The primary distinction to programming languages which are more commonly used at universities (aka Java) is manual memory management. Much has been said about the implications to reliability and speed. Avoiding the hazards that lead to memory management related bugs gets easier with experience but once the bugs have arrived they can be very hard to find. But memory management is a primary reason that C++ code can run faster than Java code. It is also the reason why some C++ code runs slower than Java code. Generally programming languages try to handle three somewhat distinct memory areas:

Static memory

This is where global variables go. It is allocated when the application starts and cannot be manually deallocated. It is rarely problematic, as long as allocating massive amounts of static memory can be avoided.

Stack memory

The program stack is a region of memory that is semiautomatically handled by the compiler. It holds all function parameters and local variables which don’t fit in the system’s registers and additional data used implicitly by a program like function return addresses.

Heap memory

This is all manually allocated memory. Heap memory is requested using the new operator. This is where things get tricky. Static and stack memory is preallocated and accordingly there are no speed penalties when using it, but manually allocating memory is slow. And in fact allocating memory in C++ is usually slower than in Java. Java preallocates a rather huge amount of heap memory and hands it out to the application in small buckets when memory is requested. C++ does by design do as little by itself as possible – that means the new operator will ask the operating system for a block of memory. This is a slow and unpredictable process, how long it takes exactly depends on the operating system and its current state and some allocations can be faster or slower for reasons out of the application developer’s control. And that is the reason Java programs can be faster than C++ programs. Clever C++ programs though use tactics similar to Java and exploit knowledge about the concrete memory access patterns of the application at hand to handle heap memory more efficiently. Or they avoid allocating heap memory altogether in critical sections, which is generally much easier to do in C++ than in Java.

Garbage

Java does automatic garbage collections – it will find allocated but later unused memory and release it or mark it for later reuse. C++ usually does not do that, memory has to be freed explicitly using the delete operator. This is a little annoying and somewhat error prone – but it makes developing nice games much easier. Garbage collection is generally a fast process, but it’s a mostly unpredictable process. When the garbage collection is triggered and the game didn’t take very good care to minimize allocations the game will stutter in irregular intervals and it can be very hard to fix that.

Pointers

C++ explicitly differentiates for every variable between local, stack-allocated variables and pointers to memory. A local integer has the type int. A pointer to an integer has the type int*. By contrast, in Java every int is always a local variable and all user generated types are always managed pointers. To create a variable on the stack:

int foo;

To create a variable in the heap:

int* foo = new int;

Similarly function arguments can be passed by copying them on the stack or by just supplying a memory address:

void bar(int a, int* b) { }

The addresses of local stack variables can be determined using the & operator:

int a = 3;
int b = 4;
bar(a, &b);

Taking the address of a local variable can be dangerous. Local variables are destroyed when the containing function goes out of scope (meaning the stack pointer is reverted and they will just be overwritten when something else is put on the stack). When bar puts the value of b away somewhere for later usage, the application will get into trouble at some later point in time.

Arrays

Arrays in C++ are just passed around using the address of their first element. They do not know their own size, the application has to keep track of that. Arrays too can be allocated on the stack or in the heap.

Array on the stack:

int array[3];

Array in the heap:

int* array = new int[3];

Heap arrays are deallocated using delete[]:

delete[] a;

Because arrays are always passed around using the address of their first element and an address is just synonym for a pointer this is legal code for both previous kinds of array allocations:

bar(a, array);

Strings

Strings in C/C++ are also just arrays. “foobar” is of type char*. But “foobar” has an array-length of 7. Strings end with an implicit ‘\0’ (an actual zero byte). That way the length of a string can always be measured, which is however an O(n) operation.
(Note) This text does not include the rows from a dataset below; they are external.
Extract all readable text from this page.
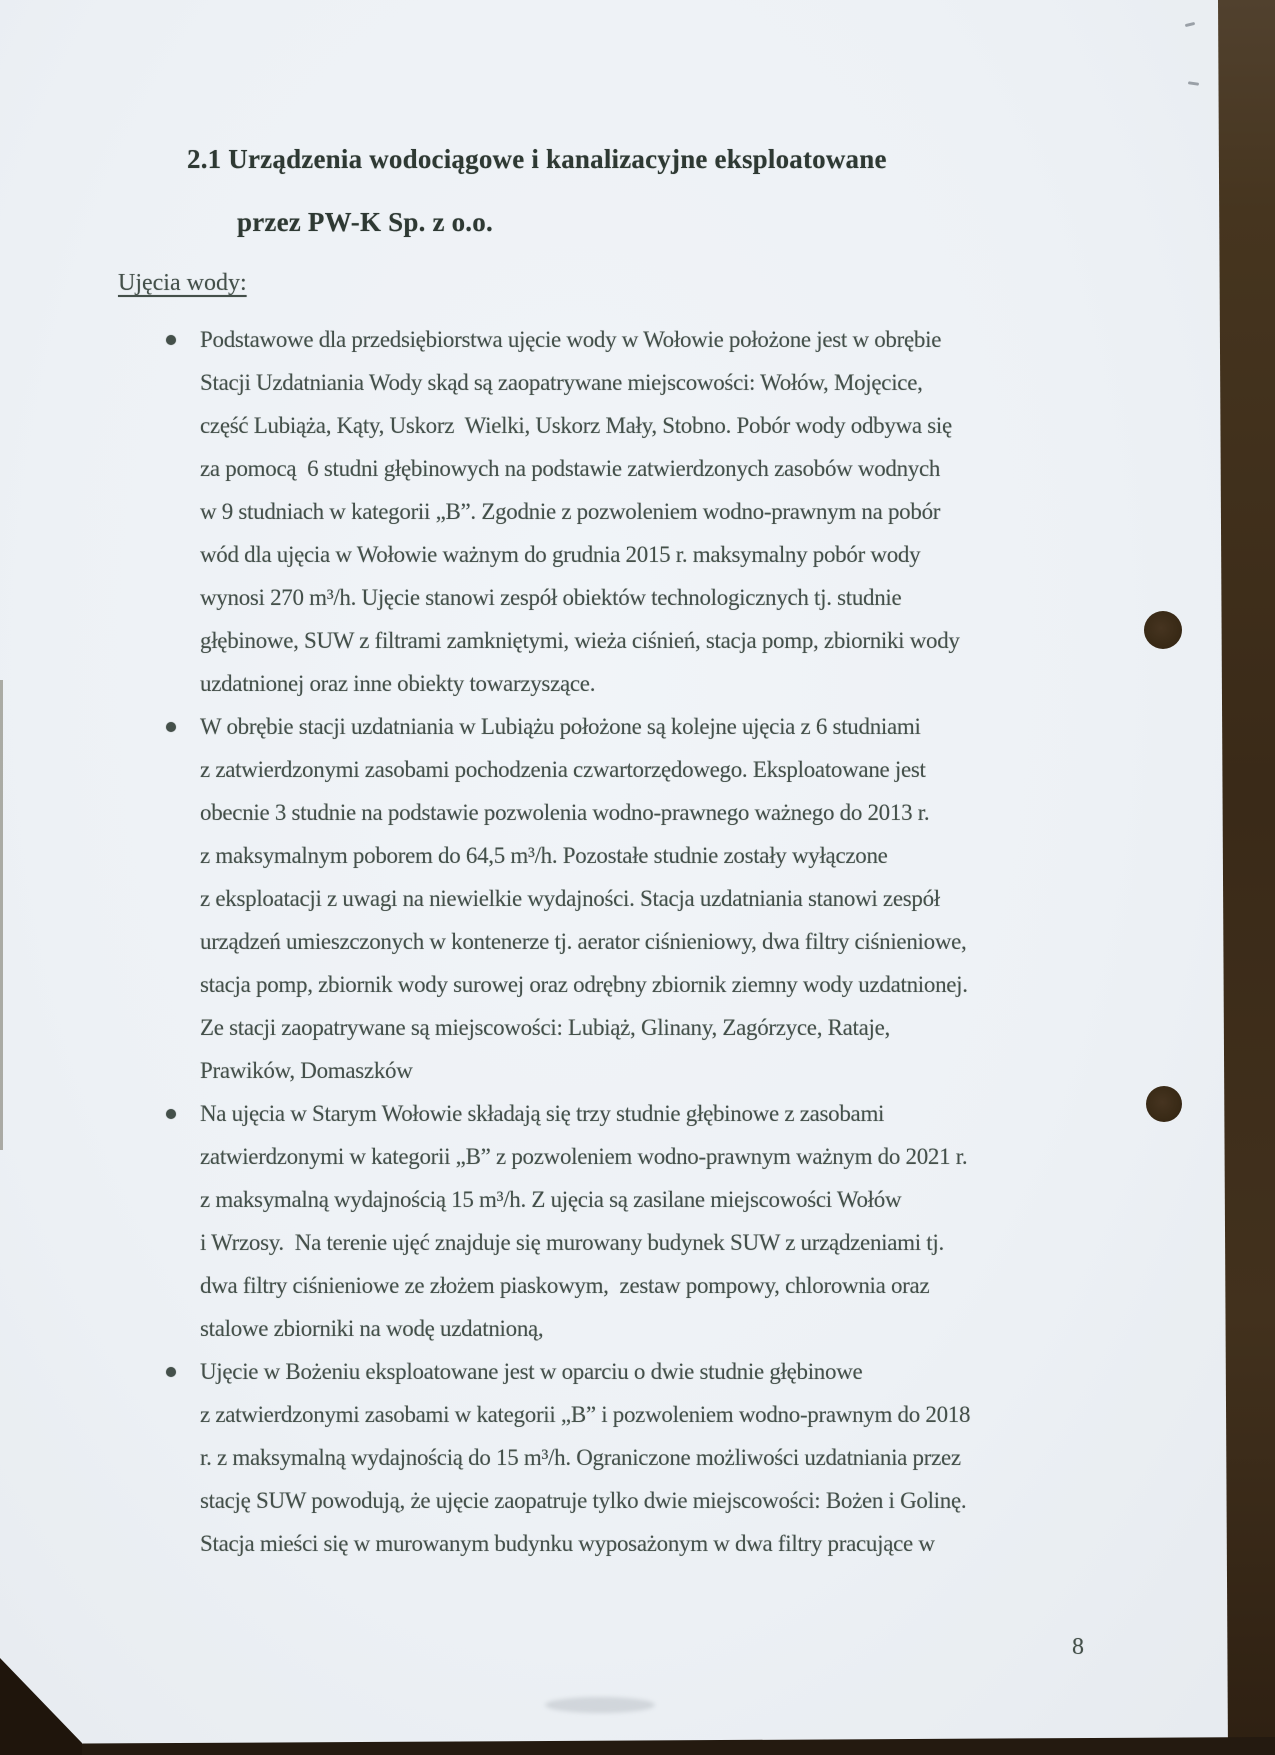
2.1 Urządzenia wodociągowe i kanalizacyjne eksploatowane
przez PW-K Sp. z o.o.
Ujęcia wody:
Podstawowe dla przedsiębiorstwa ujęcie wody w Wołowie położone jest w obrębie
Stacji Uzdatniania Wody skąd są zaopatrywane miejscowości: Wołów, Mojęcice,
część Lubiąża, Kąty, Uskorz  Wielki, Uskorz Mały, Stobno. Pobór wody odbywa się
za pomocą  6 studni głębinowych na podstawie zatwierdzonych zasobów wodnych
w 9 studniach w kategorii „B”. Zgodnie z pozwoleniem wodno-prawnym na pobór
wód dla ujęcia w Wołowie ważnym do grudnia 2015 r. maksymalny pobór wody
wynosi 270 m³/h. Ujęcie stanowi zespół obiektów technologicznych tj. studnie
głębinowe, SUW z filtrami zamkniętymi, wieża ciśnień, stacja pomp, zbiorniki wody
uzdatnionej oraz inne obiekty towarzyszące.
W obrębie stacji uzdatniania w Lubiążu położone są kolejne ujęcia z 6 studniami
z zatwierdzonymi zasobami pochodzenia czwartorzędowego. Eksploatowane jest
obecnie 3 studnie na podstawie pozwolenia wodno-prawnego ważnego do 2013 r.
z maksymalnym poborem do 64,5 m³/h. Pozostałe studnie zostały wyłączone
z eksploatacji z uwagi na niewielkie wydajności. Stacja uzdatniania stanowi zespół
urządzeń umieszczonych w kontenerze tj. aerator ciśnieniowy, dwa filtry ciśnieniowe,
stacja pomp, zbiornik wody surowej oraz odrębny zbiornik ziemny wody uzdatnionej.
Ze stacji zaopatrywane są miejscowości: Lubiąż, Glinany, Zagórzyce, Rataje,
Prawików, Domaszków
Na ujęcia w Starym Wołowie składają się trzy studnie głębinowe z zasobami
zatwierdzonymi w kategorii „B” z pozwoleniem wodno-prawnym ważnym do 2021 r.
z maksymalną wydajnością 15 m³/h. Z ujęcia są zasilane miejscowości Wołów
i Wrzosy.  Na terenie ujęć znajduje się murowany budynek SUW z urządzeniami tj.
dwa filtry ciśnieniowe ze złożem piaskowym,  zestaw pompowy, chlorownia oraz
stalowe zbiorniki na wodę uzdatnioną,
Ujęcie w Bożeniu eksploatowane jest w oparciu o dwie studnie głębinowe
z zatwierdzonymi zasobami w kategorii „B” i pozwoleniem wodno-prawnym do 2018
r. z maksymalną wydajnością do 15 m³/h. Ograniczone możliwości uzdatniania przez
stację SUW powodują, że ujęcie zaopatruje tylko dwie miejscowości: Bożen i Golinę.
Stacja mieści się w murowanym budynku wyposażonym w dwa filtry pracujące w
8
On all common systems a char is an 8 bit type, but on Unix systems (Linux, OSX, iOS,…) a char* can be a utf8 string (every ansi string is also a proper utf8 string). In utf8 the most common letters are encoded in 8 bits but other letters are encoded using two or three 8 bit values. Calculating the length of a char* string in number of letters is therefore not trivial. It is considered best practice to always use utf8 strings when possible (even on systems which don’t use it natively like Windows), because it is for most texts a very memory efficient string representation and it is generally not possible to count letters in a string reliably, because some languages have interesting typographical rules. Windows, Java and C# use UTF16 for historic reasons, they are remnants of an era when it was considered possible to count letters and to use 16 bits for a character.

STL

C++ contains a library of types that make memory management easier. There is std::vector which is an array that knows its own length and can grow automatically (don’t use pointers to elements in a vector, they will be broken the moment the vector grows). There is std::string which can handle strings much more conveniently. Game studios tend to avoid these types. They make memory management easier but also less predictable. It can also have different performance characteristics on different systems. When it comes to performance in games one thing is more important than speed: Predictability. Less than 15 ms for every frame feels better than 10 ms per frame on average.